Vibration-Induced Wenzel to Cassie Transition on a Superhydrophobic Surface

Jonathan Boreyko
Special Instructions: 
Lunch and beverages will be served
Thursday, October 30, 2008 - 12:00pm
Hudson Hall Room 216
Seminar Contact(s): 
Elizabeth Irish or Justin Jaworski
Semester & Year: 
Fall 2008
A drop on a roughened surface can exhibit either the Cassie state, where the drop sits on the air-filled textures, or the Wenzel state, where the drop wets the cavities of the textures. The superhydrophobic Cassie state, exhibiting a small contact angle hysteresis and high drop mobility, is the desired state for water repellant surfaces. Although the Cassie state is the stable configuration for superhydrophobic surfaces, condensation often forms pinned in a metastable Wenzel state, greatly diminishing the surface’s superhydrophobicity. An energy barrier must be crossed to transition metastable Wenzel drops to the stable Cassie state, which has never previously been accomplished without resorting to liquid-vapor phase change.
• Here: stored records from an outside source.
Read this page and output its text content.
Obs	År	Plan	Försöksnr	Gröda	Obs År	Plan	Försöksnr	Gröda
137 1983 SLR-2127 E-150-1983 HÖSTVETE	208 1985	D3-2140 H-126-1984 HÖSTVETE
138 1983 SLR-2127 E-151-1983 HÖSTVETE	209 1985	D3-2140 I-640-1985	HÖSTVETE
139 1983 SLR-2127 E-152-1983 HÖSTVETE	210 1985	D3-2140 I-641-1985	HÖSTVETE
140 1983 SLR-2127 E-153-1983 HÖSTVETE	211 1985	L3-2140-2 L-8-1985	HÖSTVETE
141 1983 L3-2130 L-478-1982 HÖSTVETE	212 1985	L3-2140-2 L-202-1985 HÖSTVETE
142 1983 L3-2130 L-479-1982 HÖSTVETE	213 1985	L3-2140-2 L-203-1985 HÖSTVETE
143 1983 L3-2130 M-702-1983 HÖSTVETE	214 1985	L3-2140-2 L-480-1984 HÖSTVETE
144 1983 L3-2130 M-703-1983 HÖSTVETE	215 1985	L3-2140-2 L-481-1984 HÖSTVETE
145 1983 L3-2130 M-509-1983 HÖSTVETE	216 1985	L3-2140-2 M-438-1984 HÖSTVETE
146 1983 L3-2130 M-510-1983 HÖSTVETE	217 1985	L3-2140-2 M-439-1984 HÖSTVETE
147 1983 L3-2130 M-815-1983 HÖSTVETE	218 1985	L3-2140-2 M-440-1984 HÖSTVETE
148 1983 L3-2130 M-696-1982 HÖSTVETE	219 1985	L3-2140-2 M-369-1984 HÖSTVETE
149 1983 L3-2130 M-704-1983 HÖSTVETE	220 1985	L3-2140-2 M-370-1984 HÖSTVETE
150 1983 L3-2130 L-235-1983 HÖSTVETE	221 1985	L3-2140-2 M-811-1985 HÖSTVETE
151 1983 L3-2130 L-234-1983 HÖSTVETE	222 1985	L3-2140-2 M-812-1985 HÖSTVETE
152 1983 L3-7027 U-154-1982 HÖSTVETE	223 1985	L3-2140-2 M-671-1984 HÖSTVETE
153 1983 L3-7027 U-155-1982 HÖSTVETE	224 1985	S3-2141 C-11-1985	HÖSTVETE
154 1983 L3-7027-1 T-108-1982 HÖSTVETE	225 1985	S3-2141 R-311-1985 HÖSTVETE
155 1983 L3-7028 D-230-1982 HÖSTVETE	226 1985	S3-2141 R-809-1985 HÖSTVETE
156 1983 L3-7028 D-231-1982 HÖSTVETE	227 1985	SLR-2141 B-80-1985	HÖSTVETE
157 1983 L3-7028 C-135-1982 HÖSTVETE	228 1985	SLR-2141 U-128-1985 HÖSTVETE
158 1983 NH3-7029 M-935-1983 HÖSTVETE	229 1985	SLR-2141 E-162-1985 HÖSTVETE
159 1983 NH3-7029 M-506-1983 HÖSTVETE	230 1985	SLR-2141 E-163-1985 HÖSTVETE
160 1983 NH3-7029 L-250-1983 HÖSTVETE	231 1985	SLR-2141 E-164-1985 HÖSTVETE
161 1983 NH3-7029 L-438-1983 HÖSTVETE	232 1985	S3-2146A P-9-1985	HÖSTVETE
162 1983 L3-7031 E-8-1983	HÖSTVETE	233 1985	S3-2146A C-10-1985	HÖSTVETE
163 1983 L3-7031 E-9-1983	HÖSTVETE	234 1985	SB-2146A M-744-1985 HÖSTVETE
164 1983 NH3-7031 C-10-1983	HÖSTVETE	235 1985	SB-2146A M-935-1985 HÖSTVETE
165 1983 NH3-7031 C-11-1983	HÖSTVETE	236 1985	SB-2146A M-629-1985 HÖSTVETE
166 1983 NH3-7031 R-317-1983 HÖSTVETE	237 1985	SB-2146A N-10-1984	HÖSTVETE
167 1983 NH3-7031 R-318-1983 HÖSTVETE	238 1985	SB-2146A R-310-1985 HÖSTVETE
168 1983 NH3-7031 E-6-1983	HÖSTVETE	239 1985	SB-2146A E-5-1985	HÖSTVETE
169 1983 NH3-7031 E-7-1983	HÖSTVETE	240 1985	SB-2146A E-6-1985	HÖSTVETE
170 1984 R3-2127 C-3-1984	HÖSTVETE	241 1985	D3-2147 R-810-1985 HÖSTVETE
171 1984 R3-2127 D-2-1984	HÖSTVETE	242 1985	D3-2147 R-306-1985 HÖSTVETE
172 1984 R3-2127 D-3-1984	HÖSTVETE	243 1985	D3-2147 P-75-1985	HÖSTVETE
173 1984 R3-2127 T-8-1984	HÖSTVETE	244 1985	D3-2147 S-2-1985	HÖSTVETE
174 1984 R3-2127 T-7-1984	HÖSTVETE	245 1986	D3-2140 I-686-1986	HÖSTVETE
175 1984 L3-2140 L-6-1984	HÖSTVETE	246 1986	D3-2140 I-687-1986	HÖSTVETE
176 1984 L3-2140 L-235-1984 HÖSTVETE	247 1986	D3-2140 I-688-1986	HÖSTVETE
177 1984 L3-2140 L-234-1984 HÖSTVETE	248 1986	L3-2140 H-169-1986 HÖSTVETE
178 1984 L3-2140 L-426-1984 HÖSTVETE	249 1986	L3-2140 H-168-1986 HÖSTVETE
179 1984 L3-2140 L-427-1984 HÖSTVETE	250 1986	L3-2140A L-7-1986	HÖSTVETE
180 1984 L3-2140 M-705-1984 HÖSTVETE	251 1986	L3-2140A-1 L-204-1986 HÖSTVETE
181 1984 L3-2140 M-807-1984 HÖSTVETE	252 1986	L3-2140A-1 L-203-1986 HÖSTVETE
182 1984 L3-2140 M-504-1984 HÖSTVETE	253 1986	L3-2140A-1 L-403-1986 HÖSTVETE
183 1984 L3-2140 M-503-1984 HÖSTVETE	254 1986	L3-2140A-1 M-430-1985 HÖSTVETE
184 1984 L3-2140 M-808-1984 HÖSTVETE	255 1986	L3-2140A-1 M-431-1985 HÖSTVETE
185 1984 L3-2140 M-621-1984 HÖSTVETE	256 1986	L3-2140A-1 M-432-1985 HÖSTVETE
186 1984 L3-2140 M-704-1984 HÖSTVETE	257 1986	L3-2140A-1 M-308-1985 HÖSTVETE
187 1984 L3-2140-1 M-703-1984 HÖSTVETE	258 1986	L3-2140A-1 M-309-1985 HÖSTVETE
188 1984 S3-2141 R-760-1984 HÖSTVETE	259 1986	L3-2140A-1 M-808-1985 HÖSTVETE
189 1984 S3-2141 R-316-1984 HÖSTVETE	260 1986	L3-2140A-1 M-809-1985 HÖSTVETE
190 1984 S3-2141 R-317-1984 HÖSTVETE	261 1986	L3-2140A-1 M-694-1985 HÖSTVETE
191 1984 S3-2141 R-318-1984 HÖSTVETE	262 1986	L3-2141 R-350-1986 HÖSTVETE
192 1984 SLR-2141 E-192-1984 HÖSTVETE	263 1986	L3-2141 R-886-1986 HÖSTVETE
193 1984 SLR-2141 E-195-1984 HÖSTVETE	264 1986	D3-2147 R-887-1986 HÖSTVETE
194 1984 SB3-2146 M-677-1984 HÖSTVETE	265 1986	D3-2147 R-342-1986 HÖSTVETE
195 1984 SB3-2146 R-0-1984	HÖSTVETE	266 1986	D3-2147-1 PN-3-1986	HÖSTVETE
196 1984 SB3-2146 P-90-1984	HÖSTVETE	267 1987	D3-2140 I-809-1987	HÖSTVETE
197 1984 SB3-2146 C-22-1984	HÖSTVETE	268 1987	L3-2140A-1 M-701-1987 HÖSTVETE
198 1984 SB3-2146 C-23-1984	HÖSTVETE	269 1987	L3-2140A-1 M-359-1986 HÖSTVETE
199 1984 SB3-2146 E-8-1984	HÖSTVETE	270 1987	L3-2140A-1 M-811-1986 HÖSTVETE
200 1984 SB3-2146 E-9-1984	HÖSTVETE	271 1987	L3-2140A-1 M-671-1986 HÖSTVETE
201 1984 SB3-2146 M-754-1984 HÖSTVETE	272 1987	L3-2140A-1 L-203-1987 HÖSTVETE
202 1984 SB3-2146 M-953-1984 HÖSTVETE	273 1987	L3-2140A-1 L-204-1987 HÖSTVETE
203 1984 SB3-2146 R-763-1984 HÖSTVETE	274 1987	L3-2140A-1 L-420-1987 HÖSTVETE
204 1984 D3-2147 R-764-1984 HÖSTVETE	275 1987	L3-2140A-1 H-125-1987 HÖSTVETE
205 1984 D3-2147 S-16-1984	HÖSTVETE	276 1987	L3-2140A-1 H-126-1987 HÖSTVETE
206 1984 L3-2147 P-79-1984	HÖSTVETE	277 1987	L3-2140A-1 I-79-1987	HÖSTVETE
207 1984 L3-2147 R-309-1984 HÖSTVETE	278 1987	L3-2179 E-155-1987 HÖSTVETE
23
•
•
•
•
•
Using metastable Wenzel drops on a superhydrophobic lotus leaf, we show that mechanical vibration can be used to cross this energy barrier and obtain a stable Cassie state. Water drops were trapped in the metastable Wenzel state in two different ways: by exploiting the differential evaporation rate of water and ethanol; and by condensing the lotus leaf. In both cases a complete Wenzel to Cassie dewetting transition is achieved. This dewetting transition occurs when the drop’s kinetic energy overcomes the work of adhesion pinning the drop to the surface. Minimal external forcing is required when the vibration is in resonance with the drop. The vibration-induced Wenzel to Cassie transition has been shown to restore a surface’s superhydrophobicity ever after condensation and is applicable to a variety of engineering systems requiring sustained antidew superhydrophobicity.